Esteban Muñoz

Personal information
- Full name: Esteban Muñoz Nogales
- Date of birth: 27 August 1984 (age 40)
- Place of birth: Palma de Mallorca, Spain
- Height: 1.81 m (5 ft 11 in)
- Position(s): Centre back

Youth career
- 2000–2002: San Pedro
- 2002–2003: Ferriolense

Senior career*
- Years: Team / Apps / (Gls)
- 2003–2007: Ferriolense
- 2007: Los Palacios / 0 / (0)
- 2007–2010: Atlético Baleares / 87 / (6)
- 2010–2013: Constància / 100 / (7)
- 2013–2017: Atlético Baleares / 133 / (5)
- 2017–2018: Llagostera / 33 / (0)
- 2018–2019: Villanovense / 14 / (1)
- 2019: Iraklis / 17 / (0)
- 2019–2020: Olímpic Xàtiva / 13 / (0)
- 2020–2021: Elana Toruń / 44 / (6)

= Esteban Muñoz =

Spanish footballer

Esteban Muñoz Nogales (born 27 December 1984) is a Spanish former professional footballer who played as a centre back.

==Club career==
Born in Palma de Mallorca, Balearic Islands, Muñoz joined the youth academy of UD San Pedro at the age of 16. Two years later, he switched to CD Ferriolense and made his senior debut against a subsidiary team of RCD Mallorca. In 2007, he signed with UD Los Palacios which competed in Tercera División. However, without making any appearance he returned to Balearic Islands and joined CD Atlético Baleares and helped in promotion to Segunda División B in his first season with the club.
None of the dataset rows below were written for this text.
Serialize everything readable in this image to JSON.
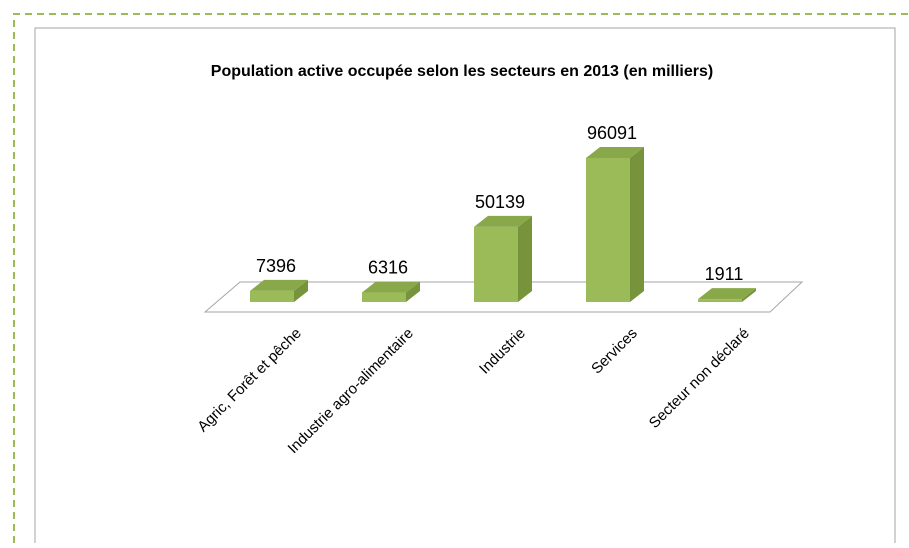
{
  "chart_data": {
    "type": "bar3d",
    "title": "Population active occupée selon les secteurs en 2013 (en milliers)",
    "categories": [
      "Agric, Forêt et pêche",
      "Industrie agro-alimentaire",
      "Industrie",
      "Services",
      "Secteur non déclaré"
    ],
    "values": [
      7396,
      6316,
      50139,
      96091,
      1911
    ],
    "color": "#9bbb59"
  }
}
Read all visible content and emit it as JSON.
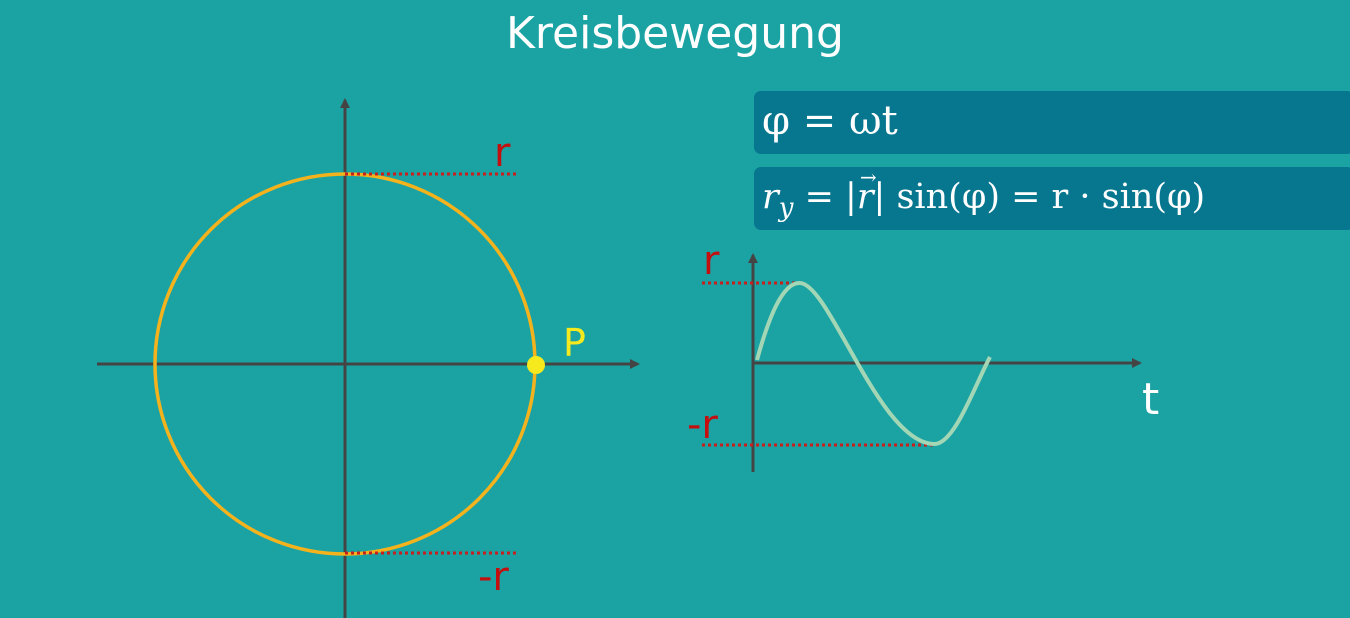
{
  "title": "Kreisbewegung",
  "formulas": {
    "f1": {
      "lhs": "φ",
      "rhs": "ωt"
    },
    "f2": {
      "r": "r",
      "sub_y": "y",
      "eq1": " = |",
      "vec_r": "r",
      "abs_close": "| sin(φ) = r · sin(φ)"
    }
  },
  "circle_diagram": {
    "label_r_top": "r",
    "label_r_bottom": "-r",
    "point_label": "P"
  },
  "sine_diagram": {
    "label_r_top": "r",
    "label_r_bottom": "-r",
    "axis_label_t": "t"
  },
  "colors": {
    "background": "#1ba3a4",
    "axis": "#444444",
    "circle": "#f4b31c",
    "point": "#f6ea1e",
    "point_label": "#f6ea1e",
    "dotted_guides": "#c81e1e",
    "red_labels": "#c40f0f",
    "sine_curve": "#a3d6b4",
    "formula_box": "#07768f"
  }
}
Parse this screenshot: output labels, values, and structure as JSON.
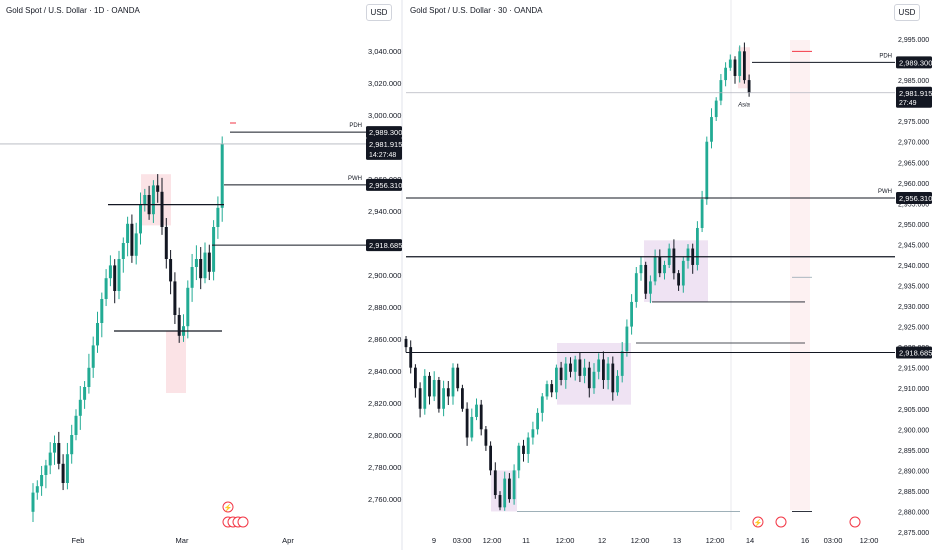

Ahead of the 2010–11 season, Muñoz moved to CE Constància. On 26 July 2012, his contract was extended by one year. On 12 July 2013, he rejoined CD Atlético Baleares in the third tier. After collecting more than 100 caps for the side, he left the club on 28 June 2017.

On 26 July 2017, Muñoz moved to fellow league club UE Llagostera. On 16 June 2018, he switched to CF Villanovense but left the side by mutual consent at the end of the season.

On 22 January 2019, Muñoz moved abroad and joined Greek Football League club Iraklis.